The article can be found here.

Saturday, September 1, 2007

Seperation Of Church And State - The Other Side Of The Coin

I have discussed, in detail, separation of church and state, and why the government needs to remain neutral towards religion. In a lot of cases, the abuses come when the government tries to inject the religious realm into the realm of government. However, on the other side of the coin, sometimes government inappropriately silences the religious viewpoints of its citizens, which also violates the separation of church and state. The case below is one of those situations.

In 2006 Erica Corder was one of 15 valedictorians at Denver's Lewis-Palmer High School that was given the opportunity to make a 30 second speech. During her speech, Erica made the following comment, "I need to tell you about someone who loves you more than you could ever imagine. He died for you on a cross over 2,000 years ago, yet was resurrected and is living today in heaven. His name is Jesus Christ. If you don't already know him I personally encourage you to find out more about the sacrifice he made for you." It is important to note that the comment was not a part of the speech that she had submitted before the graduation.

As a result of the comment, the principal informed her that she would not receive her diploma until she apologized. The apology that she authored for the principal stated, "I'm sorry I didn't share my plans with Mr. Brewer or the other valedictorians ahead of time." The principal, however, refused to accept the statement until it included the following, "I realize that, had I asked ahead of time, I would not have been allowed to say what I did." Once she added this phrase she was granted her diploma. However, she decided to file suit claiming she was not given instructions ahead of time as to what was appropriate in her speech. She is asking for the district to clarify its speech guidelines and issue a statement that she did nothing wrong. She is not seeking any compensatory damages.
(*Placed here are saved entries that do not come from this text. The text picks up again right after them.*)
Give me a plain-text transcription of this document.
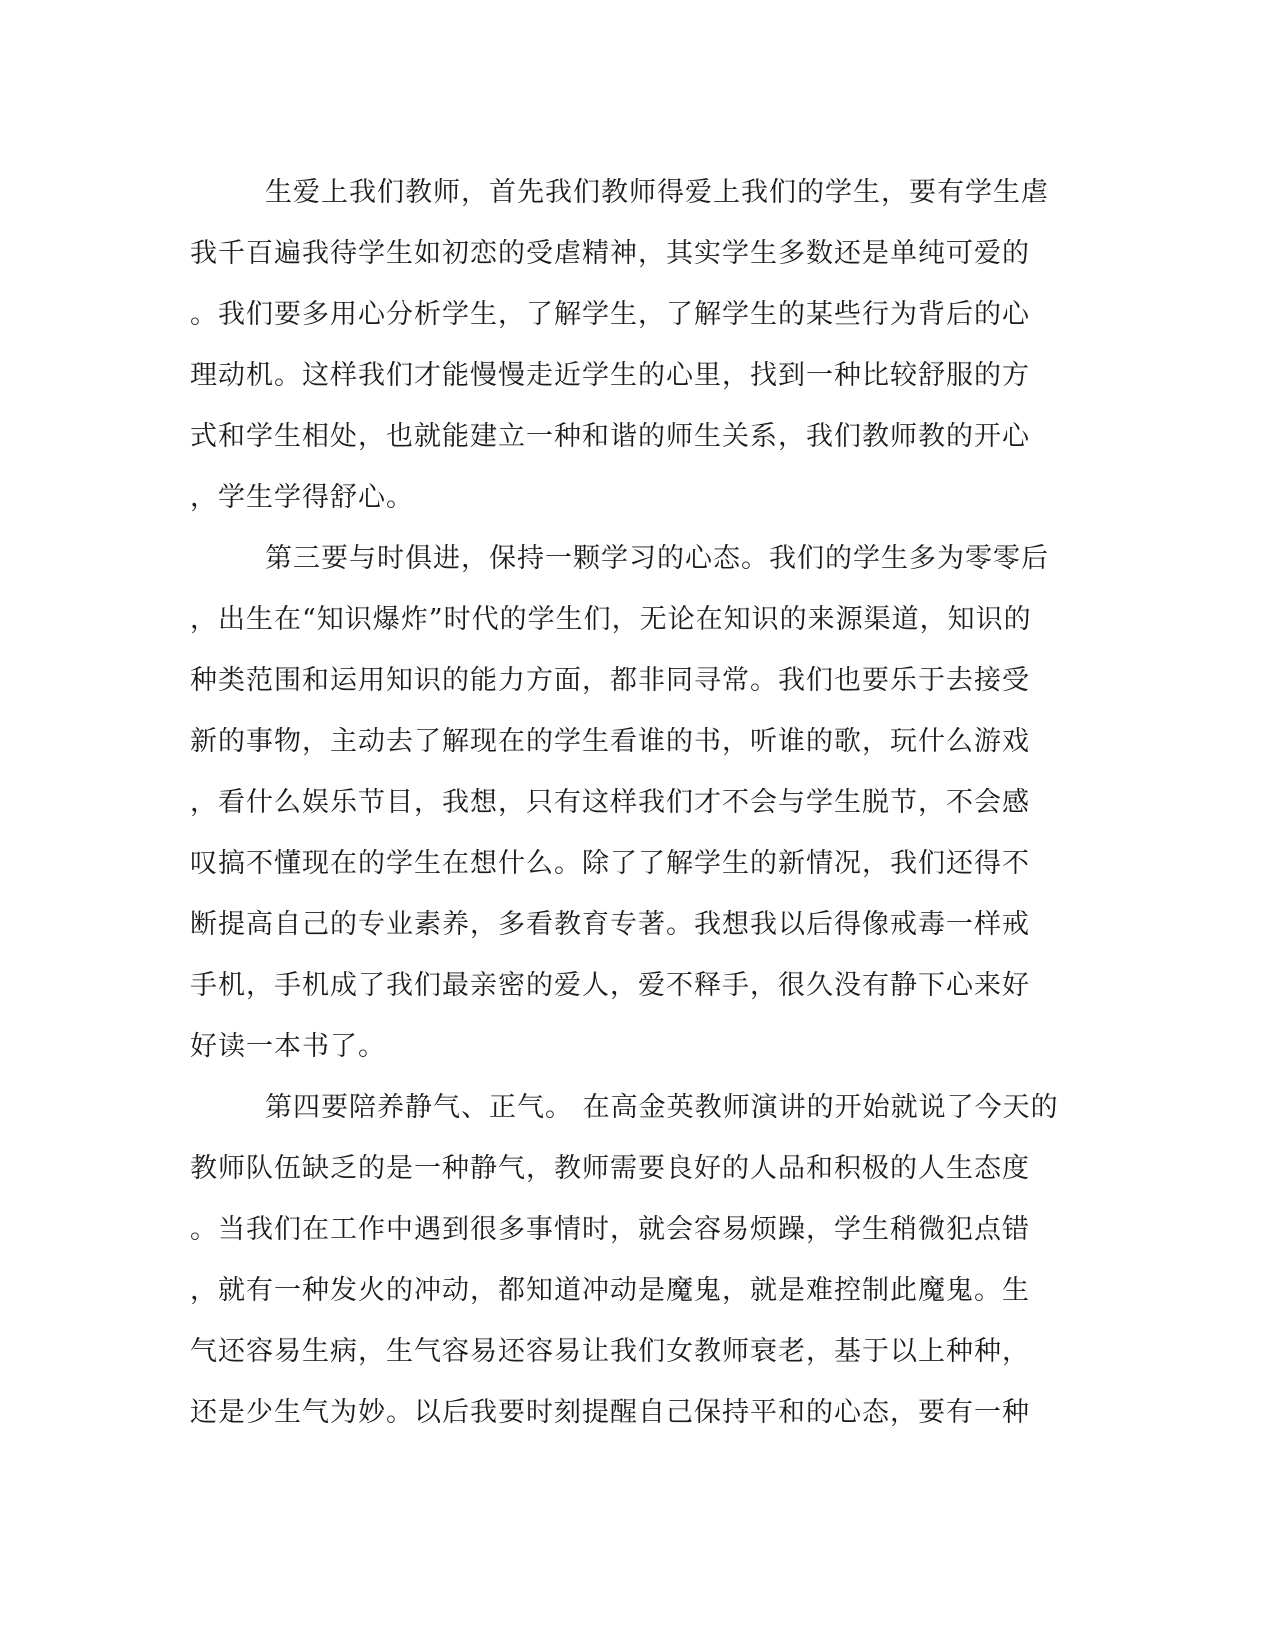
生爱上我们教师，首先我们教师得爱上我们的学生，要有学生虐
我千百遍我待学生如初恋的受虐精神，其实学生多数还是单纯可爱的
。我们要多用心分析学生，了解学生，了解学生的某些行为背后的心
理动机。这样我们才能慢慢走近学生的心里，找到一种比较舒服的方
式和学生相处，也就能建立一种和谐的师生关系，我们教师教的开心
，学生学得舒心。
第三要与时俱进，保持一颗学习的心态。我们的学生多为零零后
，出生在“知识爆炸”时代的学生们，无论在知识的来源渠道，知识的
种类范围和运用知识的能力方面，都非同寻常。我们也要乐于去接受
新的事物，主动去了解现在的学生看谁的书，听谁的歌，玩什么游戏
，看什么娱乐节目，我想，只有这样我们才不会与学生脱节，不会感
叹搞不懂现在的学生在想什么。除了了解学生的新情况，我们还得不
断提高自己的专业素养，多看教育专著。我想我以后得像戒毒一样戒
手机，手机成了我们最亲密的爱人，爱不释手，很久没有静下心来好
好读一本书了。
第四要陪养静气、正气。 在高金英教师演讲的开始就说了今天的
教师队伍缺乏的是一种静气，教师需要良好的人品和积极的人生态度
。当我们在工作中遇到很多事情时，就会容易烦躁，学生稍微犯点错
，就有一种发火的冲动，都知道冲动是魔鬼，就是难控制此魔鬼。生
气还容易生病，生气容易还容易让我们女教师衰老，基于以上种种，
还是少生气为妙。以后我要时刻提醒自己保持平和的心态，要有一种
Lets be honest here for a minute. It certainly appears that the reason she did not include the religious remark in her speech is she knew it would not have been accepted, and she thought she could just sneak it in. If this is indeed the case, one has to wonder if she noticed the irony in her witnessing by deception, after all, the Bible prohibits lying. The appearance of deception here will, most likely, result is the loss of her case. However, this case does illustrate a point that I feel is important.

The First Amendment's separation of church and state is a vital part of our Constitution. It restricts the state from positions that either favor or oppose certain belief systems. There are many ways that the above statement would be inappropriate, for example if it were made by a school employee, or made by a student at a compulsory activity, or in some way endorsed by the school. However, none of these are the case. This was a statement of faith given by a student, with no endorsement by the school, as part of a brief graduation speech at a ceremony where no one was compelled to attend. While some restrictions on speech of students in the school setting is permissible and Constitutional, we need to remember that kids do not check their rights at the door.